そのため、裁判所から呼び出しを受けても出頭しない債務者も多く、手続の実効性が不十分であり、債務者の逃げ得になっているとの批判がありました。

そこで、2020年4月1日施行の改正民事執行法により、財産開示の手続違反について、6ヶ月以下の懲役又は50万円以下の罰金に処するとの刑事罰の規定が創設されました。

「2020年10月20日に報じられた書類送検のニュースとは」で紹介したニュースは、この改正民事執行法の規定に基づき、裁判所から呼び出しを受けたにもかかわらず、財産開示手続の期日に正当な理由なく出頭しなかった者が、書類送検された、というものです。

刑事事件にならないためには

知っておきたい借金(債務)整理のポイント
  • 財産開示の申立てがなされたとしても、しっかりと対応すれば、刑事事件にはならない。

私も裁判を起こされ、書類送検されるようなことにならないか不安です。刑事事件にならないようにするにはどうすればいいですか?
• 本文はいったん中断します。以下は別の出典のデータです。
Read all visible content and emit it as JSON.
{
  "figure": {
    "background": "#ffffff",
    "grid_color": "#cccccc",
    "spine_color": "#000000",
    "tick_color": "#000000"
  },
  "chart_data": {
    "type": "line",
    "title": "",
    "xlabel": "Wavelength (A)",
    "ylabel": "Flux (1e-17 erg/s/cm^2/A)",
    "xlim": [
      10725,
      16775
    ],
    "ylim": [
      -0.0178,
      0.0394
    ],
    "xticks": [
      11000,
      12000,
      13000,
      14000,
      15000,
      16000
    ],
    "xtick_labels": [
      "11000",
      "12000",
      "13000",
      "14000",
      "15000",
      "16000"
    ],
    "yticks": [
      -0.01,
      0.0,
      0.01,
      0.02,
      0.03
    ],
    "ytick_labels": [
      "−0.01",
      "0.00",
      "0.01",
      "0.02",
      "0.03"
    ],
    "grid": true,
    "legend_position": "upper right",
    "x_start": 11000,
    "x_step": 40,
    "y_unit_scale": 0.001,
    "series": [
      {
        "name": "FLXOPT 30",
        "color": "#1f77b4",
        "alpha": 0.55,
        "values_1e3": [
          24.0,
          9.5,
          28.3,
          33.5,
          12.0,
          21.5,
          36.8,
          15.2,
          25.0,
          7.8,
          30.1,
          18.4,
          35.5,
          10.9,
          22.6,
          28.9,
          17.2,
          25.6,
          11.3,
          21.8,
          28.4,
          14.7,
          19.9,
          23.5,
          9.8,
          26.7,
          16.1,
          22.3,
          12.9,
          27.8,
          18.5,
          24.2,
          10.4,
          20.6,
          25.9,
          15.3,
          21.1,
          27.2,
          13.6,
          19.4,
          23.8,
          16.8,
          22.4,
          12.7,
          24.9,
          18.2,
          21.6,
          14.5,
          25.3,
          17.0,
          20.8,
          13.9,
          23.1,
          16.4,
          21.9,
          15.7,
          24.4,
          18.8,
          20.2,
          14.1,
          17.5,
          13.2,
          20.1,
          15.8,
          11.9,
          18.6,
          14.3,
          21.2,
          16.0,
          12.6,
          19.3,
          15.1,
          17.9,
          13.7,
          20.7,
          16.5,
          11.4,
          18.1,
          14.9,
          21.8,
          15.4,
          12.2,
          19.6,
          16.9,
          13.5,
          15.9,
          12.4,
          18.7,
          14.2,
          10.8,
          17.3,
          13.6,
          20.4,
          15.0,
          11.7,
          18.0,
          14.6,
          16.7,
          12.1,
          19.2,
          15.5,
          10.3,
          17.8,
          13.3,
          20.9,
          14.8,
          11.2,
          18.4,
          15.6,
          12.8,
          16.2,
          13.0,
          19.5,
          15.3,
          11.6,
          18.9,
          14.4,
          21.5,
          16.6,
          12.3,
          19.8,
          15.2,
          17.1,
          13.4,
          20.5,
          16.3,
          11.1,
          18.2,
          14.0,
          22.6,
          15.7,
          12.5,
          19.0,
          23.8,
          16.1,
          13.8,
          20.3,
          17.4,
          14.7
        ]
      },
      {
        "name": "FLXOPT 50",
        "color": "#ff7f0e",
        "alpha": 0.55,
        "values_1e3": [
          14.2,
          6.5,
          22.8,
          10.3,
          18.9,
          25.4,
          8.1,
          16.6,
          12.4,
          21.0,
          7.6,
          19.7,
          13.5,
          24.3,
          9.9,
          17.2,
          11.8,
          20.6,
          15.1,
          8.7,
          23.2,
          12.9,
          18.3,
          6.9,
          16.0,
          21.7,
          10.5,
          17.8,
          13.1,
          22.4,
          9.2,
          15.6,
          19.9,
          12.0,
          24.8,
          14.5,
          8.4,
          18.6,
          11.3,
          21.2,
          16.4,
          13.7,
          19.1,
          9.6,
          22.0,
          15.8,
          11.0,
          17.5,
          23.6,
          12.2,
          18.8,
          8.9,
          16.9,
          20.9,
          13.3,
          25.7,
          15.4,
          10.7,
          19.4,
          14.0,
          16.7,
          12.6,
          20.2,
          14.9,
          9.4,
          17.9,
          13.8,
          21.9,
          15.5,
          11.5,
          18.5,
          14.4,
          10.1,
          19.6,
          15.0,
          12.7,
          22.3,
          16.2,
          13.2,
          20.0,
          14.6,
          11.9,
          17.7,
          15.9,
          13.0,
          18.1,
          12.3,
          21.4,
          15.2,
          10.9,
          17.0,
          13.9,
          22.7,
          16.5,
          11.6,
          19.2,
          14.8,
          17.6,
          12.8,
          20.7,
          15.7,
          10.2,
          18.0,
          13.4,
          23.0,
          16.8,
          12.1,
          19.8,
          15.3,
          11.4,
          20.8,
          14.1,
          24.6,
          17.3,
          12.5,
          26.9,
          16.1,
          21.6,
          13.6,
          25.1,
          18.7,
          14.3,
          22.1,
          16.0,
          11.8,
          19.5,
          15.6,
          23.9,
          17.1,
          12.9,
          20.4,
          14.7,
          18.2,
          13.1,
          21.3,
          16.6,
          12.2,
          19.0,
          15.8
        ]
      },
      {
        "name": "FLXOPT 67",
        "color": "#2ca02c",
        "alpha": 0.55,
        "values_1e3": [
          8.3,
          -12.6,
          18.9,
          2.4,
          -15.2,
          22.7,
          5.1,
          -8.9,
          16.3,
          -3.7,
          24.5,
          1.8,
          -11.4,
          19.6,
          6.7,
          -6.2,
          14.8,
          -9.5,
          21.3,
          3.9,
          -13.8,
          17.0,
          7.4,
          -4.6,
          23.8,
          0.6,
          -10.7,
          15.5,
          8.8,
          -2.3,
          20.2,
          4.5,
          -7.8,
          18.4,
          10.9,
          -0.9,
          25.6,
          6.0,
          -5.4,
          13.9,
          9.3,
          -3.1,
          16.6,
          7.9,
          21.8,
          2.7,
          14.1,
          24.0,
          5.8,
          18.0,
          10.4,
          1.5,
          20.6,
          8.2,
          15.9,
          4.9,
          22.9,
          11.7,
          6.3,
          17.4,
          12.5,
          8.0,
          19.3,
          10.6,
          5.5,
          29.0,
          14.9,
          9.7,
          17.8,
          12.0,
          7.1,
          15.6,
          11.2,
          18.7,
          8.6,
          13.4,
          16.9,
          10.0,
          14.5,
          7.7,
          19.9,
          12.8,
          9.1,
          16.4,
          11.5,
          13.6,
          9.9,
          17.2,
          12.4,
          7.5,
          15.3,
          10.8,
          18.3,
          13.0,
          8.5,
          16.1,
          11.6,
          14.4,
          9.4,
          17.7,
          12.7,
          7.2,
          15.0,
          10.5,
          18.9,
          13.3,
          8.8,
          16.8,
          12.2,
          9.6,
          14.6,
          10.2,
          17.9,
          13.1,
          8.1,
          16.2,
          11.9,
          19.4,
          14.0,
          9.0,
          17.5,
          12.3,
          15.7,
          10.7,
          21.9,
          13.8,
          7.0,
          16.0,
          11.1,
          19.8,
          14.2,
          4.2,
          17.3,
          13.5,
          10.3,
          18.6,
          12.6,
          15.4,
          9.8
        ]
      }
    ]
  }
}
財産開示の申立てがなされたとしても、直ちに刑事事件になるわけではありません。

財産開示の申立てがなされたとしても、その手続にしっかりと対応していれば、刑事事件になることはありません。
改正民事執行法213条1項5号、6号では、裁判所から財産開示期日に呼び出しを受けたにもかかわらず正当な理由なく出頭しない場合や、出頭したとしても宣誓を拒んだ場合、出頭して宣誓したにもかかわらず、陳述を拒んだり虚偽の陳述をしたりした場合に、6ヶ月以下の懲役又は50万円以下の罰金という刑事罰が科されることとなっています。
ですから、財産開示の申立てがなされたとしても、財産開示期日に出頭し、宣誓をしたうえで、自身の財産状況について正直に陳述を行えば、刑事罰が科されることはありません。

まとめ

こちらのページでは、民事執行法改正についての重要なポイントを解説いたしました。
2020年の民事執行法の改正によって、債務者の逃げ得となる事態は大きく減少すると思われます。
財産開示手続についての呼出状が届いた場合には、刑事事件になることがないよう、期日に出頭し、宣誓の上正直に陳述をする等、適切な対応をとってください。